Once hooked up to the EEG, the test subjects were asked to read sentences, some of which had grammatical errors in either number agreement or gender agreement.
The researchers then compared the results of the second-language learners to native speakers. They found that the highly proficient second-language speakers showed the same patterns of brain activity as native speakers when processing grammatical violations in sentences.
“We show that the learners’ brain activity looks qualitatively similar to that of native speakers, suggesting that they are using the same mechanisms,” Fiorentino said.
The study highlights the brain’s plasticity and its ability to acquire a new complex system even in adulthood.
“A lot of researchers have argued that there is some sort of language learning mechanism that might atrophy over the life span, particularly before puberty. And, we certainly have a lot of evidence that it is difficult to process your second language at nativelike levels and you have to go through quite a bit of effort to find people who can,” Gabriele said. “But I think what this paper shows is that it is possible.”

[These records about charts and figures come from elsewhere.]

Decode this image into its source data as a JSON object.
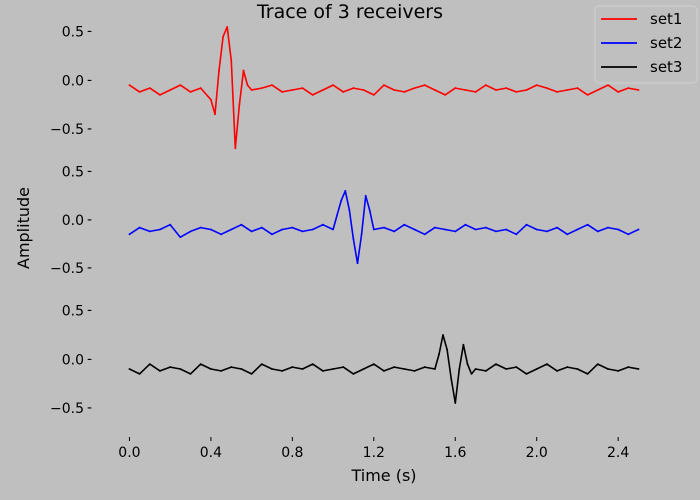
{
  "chart_data": {
    "type": "line",
    "title": "Trace of 3 receivers",
    "xlabel": "Time (s)",
    "ylabel": "Amplitude",
    "xlim": [
      -0.12,
      2.63
    ],
    "x_ticks": [
      "0.0",
      "0.4",
      "0.8",
      "1.2",
      "1.6",
      "2.0",
      "2.4"
    ],
    "x_tick_values": [
      0.0,
      0.4,
      0.8,
      1.2,
      1.6,
      2.0,
      2.4
    ],
    "y_ticks": [
      "0.5",
      "0.0",
      "−0.5"
    ],
    "y_tick_values": [
      0.5,
      0.0,
      -0.5
    ],
    "ylim": [
      -0.8,
      0.6
    ],
    "grid": false,
    "legend_position": "top-right",
    "series": [
      {
        "name": "set1",
        "color": "#ff0000",
        "x": [
          0.0,
          0.05,
          0.1,
          0.15,
          0.2,
          0.25,
          0.3,
          0.35,
          0.4,
          0.42,
          0.44,
          0.46,
          0.48,
          0.5,
          0.52,
          0.54,
          0.56,
          0.58,
          0.6,
          0.65,
          0.7,
          0.75,
          0.8,
          0.85,
          0.9,
          0.95,
          1.0,
          1.05,
          1.1,
          1.15,
          1.2,
          1.25,
          1.3,
          1.35,
          1.4,
          1.45,
          1.5,
          1.55,
          1.6,
          1.65,
          1.7,
          1.75,
          1.8,
          1.85,
          1.9,
          1.95,
          2.0,
          2.05,
          2.1,
          2.15,
          2.2,
          2.25,
          2.3,
          2.35,
          2.4,
          2.45,
          2.5
        ],
        "values": [
          -0.05,
          -0.12,
          -0.08,
          -0.15,
          -0.1,
          -0.05,
          -0.12,
          -0.08,
          -0.2,
          -0.35,
          0.1,
          0.45,
          0.55,
          0.2,
          -0.7,
          -0.25,
          0.1,
          -0.05,
          -0.1,
          -0.08,
          -0.05,
          -0.12,
          -0.1,
          -0.08,
          -0.15,
          -0.1,
          -0.05,
          -0.12,
          -0.08,
          -0.1,
          -0.15,
          -0.05,
          -0.1,
          -0.12,
          -0.08,
          -0.05,
          -0.1,
          -0.15,
          -0.08,
          -0.1,
          -0.12,
          -0.05,
          -0.1,
          -0.08,
          -0.12,
          -0.1,
          -0.05,
          -0.08,
          -0.12,
          -0.1,
          -0.08,
          -0.15,
          -0.1,
          -0.05,
          -0.12,
          -0.08,
          -0.1
        ]
      },
      {
        "name": "set2",
        "color": "#0000ff",
        "x": [
          0.0,
          0.05,
          0.1,
          0.15,
          0.2,
          0.25,
          0.3,
          0.35,
          0.4,
          0.45,
          0.5,
          0.55,
          0.6,
          0.65,
          0.7,
          0.75,
          0.8,
          0.85,
          0.9,
          0.95,
          1.0,
          1.02,
          1.04,
          1.06,
          1.08,
          1.1,
          1.12,
          1.14,
          1.16,
          1.18,
          1.2,
          1.25,
          1.3,
          1.35,
          1.4,
          1.45,
          1.5,
          1.55,
          1.6,
          1.65,
          1.7,
          1.75,
          1.8,
          1.85,
          1.9,
          1.95,
          2.0,
          2.05,
          2.1,
          2.15,
          2.2,
          2.25,
          2.3,
          2.35,
          2.4,
          2.45,
          2.5
        ],
        "values": [
          -0.15,
          -0.08,
          -0.12,
          -0.1,
          -0.05,
          -0.18,
          -0.12,
          -0.08,
          -0.1,
          -0.15,
          -0.1,
          -0.05,
          -0.12,
          -0.08,
          -0.15,
          -0.1,
          -0.08,
          -0.12,
          -0.1,
          -0.05,
          -0.1,
          0.05,
          0.2,
          0.3,
          0.1,
          -0.2,
          -0.45,
          -0.15,
          0.25,
          0.1,
          -0.1,
          -0.08,
          -0.12,
          -0.05,
          -0.1,
          -0.15,
          -0.08,
          -0.1,
          -0.12,
          -0.05,
          -0.1,
          -0.08,
          -0.12,
          -0.1,
          -0.15,
          -0.05,
          -0.1,
          -0.12,
          -0.08,
          -0.15,
          -0.1,
          -0.05,
          -0.12,
          -0.08,
          -0.1,
          -0.15,
          -0.1
        ]
      },
      {
        "name": "set3",
        "color": "#000000",
        "x": [
          0.0,
          0.05,
          0.1,
          0.15,
          0.2,
          0.25,
          0.3,
          0.35,
          0.4,
          0.45,
          0.5,
          0.55,
          0.6,
          0.65,
          0.7,
          0.75,
          0.8,
          0.85,
          0.9,
          0.95,
          1.0,
          1.05,
          1.1,
          1.15,
          1.2,
          1.25,
          1.3,
          1.35,
          1.4,
          1.45,
          1.5,
          1.52,
          1.54,
          1.56,
          1.58,
          1.6,
          1.62,
          1.64,
          1.66,
          1.68,
          1.7,
          1.75,
          1.8,
          1.85,
          1.9,
          1.95,
          2.0,
          2.05,
          2.1,
          2.15,
          2.2,
          2.25,
          2.3,
          2.35,
          2.4,
          2.45,
          2.5
        ],
        "values": [
          -0.1,
          -0.15,
          -0.05,
          -0.12,
          -0.08,
          -0.1,
          -0.15,
          -0.05,
          -0.1,
          -0.12,
          -0.08,
          -0.1,
          -0.15,
          -0.05,
          -0.1,
          -0.12,
          -0.08,
          -0.1,
          -0.05,
          -0.12,
          -0.1,
          -0.08,
          -0.15,
          -0.1,
          -0.05,
          -0.12,
          -0.08,
          -0.1,
          -0.12,
          -0.08,
          -0.1,
          0.05,
          0.25,
          0.1,
          -0.2,
          -0.45,
          -0.1,
          0.15,
          -0.05,
          -0.15,
          -0.1,
          -0.12,
          -0.05,
          -0.1,
          -0.08,
          -0.15,
          -0.1,
          -0.05,
          -0.12,
          -0.08,
          -0.1,
          -0.15,
          -0.05,
          -0.1,
          -0.12,
          -0.08,
          -0.1
        ]
      }
    ]
  }
}
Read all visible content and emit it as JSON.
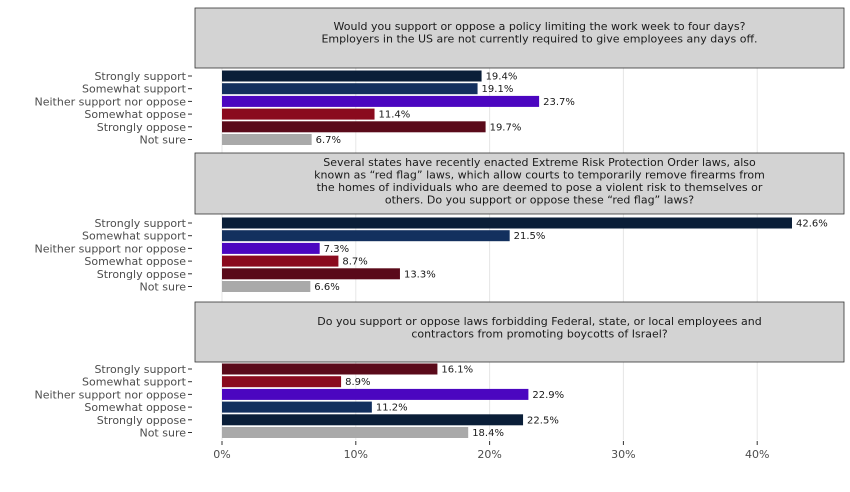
{
  "chart_data": {
    "type": "bar",
    "orientation": "horizontal",
    "categories": [
      "Strongly support",
      "Somewhat support",
      "Neither support nor oppose",
      "Somewhat oppose",
      "Strongly oppose",
      "Not sure"
    ],
    "xlim": [
      0,
      45
    ],
    "x_ticks": [
      "0%",
      "10%",
      "20%",
      "30%",
      "40%"
    ],
    "grid": true,
    "legend": "none",
    "panels": [
      {
        "title_lines": [
          "Would you support or oppose a policy limiting the work week to four days?",
          "Employers in the US are not currently required to give employees any days off."
        ],
        "labels": [
          "Strongly support",
          "Somewhat support",
          "Neither support nor oppose",
          "Somewhat oppose",
          "Strongly oppose",
          "Not sure"
        ],
        "values": [
          19.4,
          19.1,
          23.7,
          11.4,
          19.7,
          6.7
        ],
        "value_labels": [
          "19.4%",
          "19.1%",
          "23.7%",
          "11.4%",
          "19.7%",
          "6.7%"
        ],
        "colors": [
          "#0a1e38",
          "#13305e",
          "#4b06c0",
          "#8a0a1e",
          "#5a0a1a",
          "#a9a9a9"
        ]
      },
      {
        "title_lines": [
          "Several states have recently enacted Extreme Risk Protection Order laws, also",
          "known as “red flag” laws, which allow courts to temporarily remove firearms from",
          "the homes of individuals who are deemed to pose a violent risk to themselves or",
          "others. Do you support or oppose these “red flag” laws?"
        ],
        "labels": [
          "Strongly support",
          "Somewhat support",
          "Neither support nor oppose",
          "Somewhat oppose",
          "Strongly oppose",
          "Not sure"
        ],
        "values": [
          42.6,
          21.5,
          7.3,
          8.7,
          13.3,
          6.6
        ],
        "value_labels": [
          "42.6%",
          "21.5%",
          "7.3%",
          "8.7%",
          "13.3%",
          "6.6%"
        ],
        "colors": [
          "#0a1e38",
          "#13305e",
          "#4b06c0",
          "#8a0a1e",
          "#5a0a1a",
          "#a9a9a9"
        ]
      },
      {
        "title_lines": [
          "Do you support or oppose laws forbidding Federal, state, or local employees and",
          "contractors from promoting boycotts of Israel?"
        ],
        "labels": [
          "Strongly support",
          "Somewhat support",
          "Neither support nor oppose",
          "Somewhat oppose",
          "Strongly oppose",
          "Not sure"
        ],
        "values": [
          16.1,
          8.9,
          22.9,
          11.2,
          22.5,
          18.4
        ],
        "value_labels": [
          "16.1%",
          "8.9%",
          "22.9%",
          "11.2%",
          "22.5%",
          "18.4%"
        ],
        "colors": [
          "#5a0a1a",
          "#8a0a1e",
          "#4b06c0",
          "#13305e",
          "#0a1e38",
          "#a9a9a9"
        ]
      }
    ]
  }
}
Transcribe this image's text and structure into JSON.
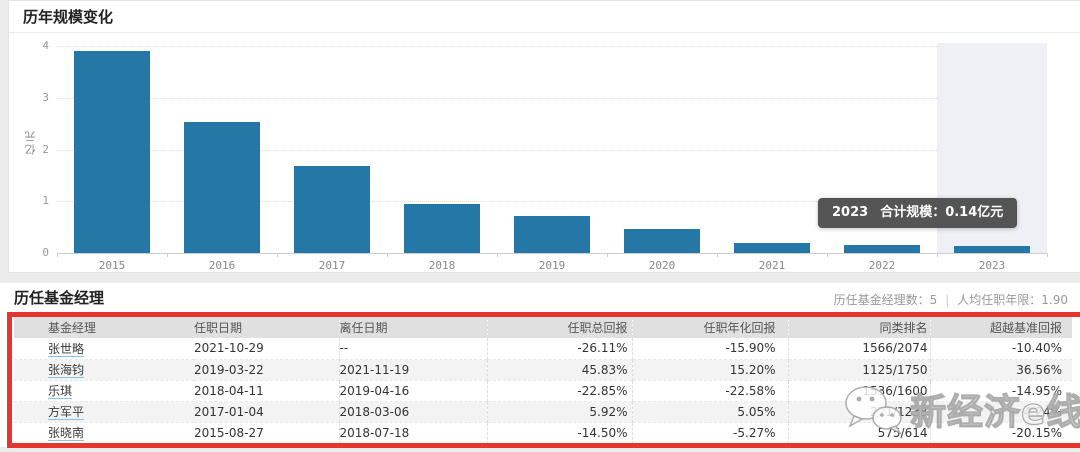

Gabriele and Fiorentino are working on a second phase of the research, studying how the brain processes a second language at the initial stages of exposure. Their preliminary results suggest that properties that are shared between the first and second language show patterns of brain activity that are very similar in learners and native speakers. This suggests that learners build on the representation for language that is already in place when learning a second language.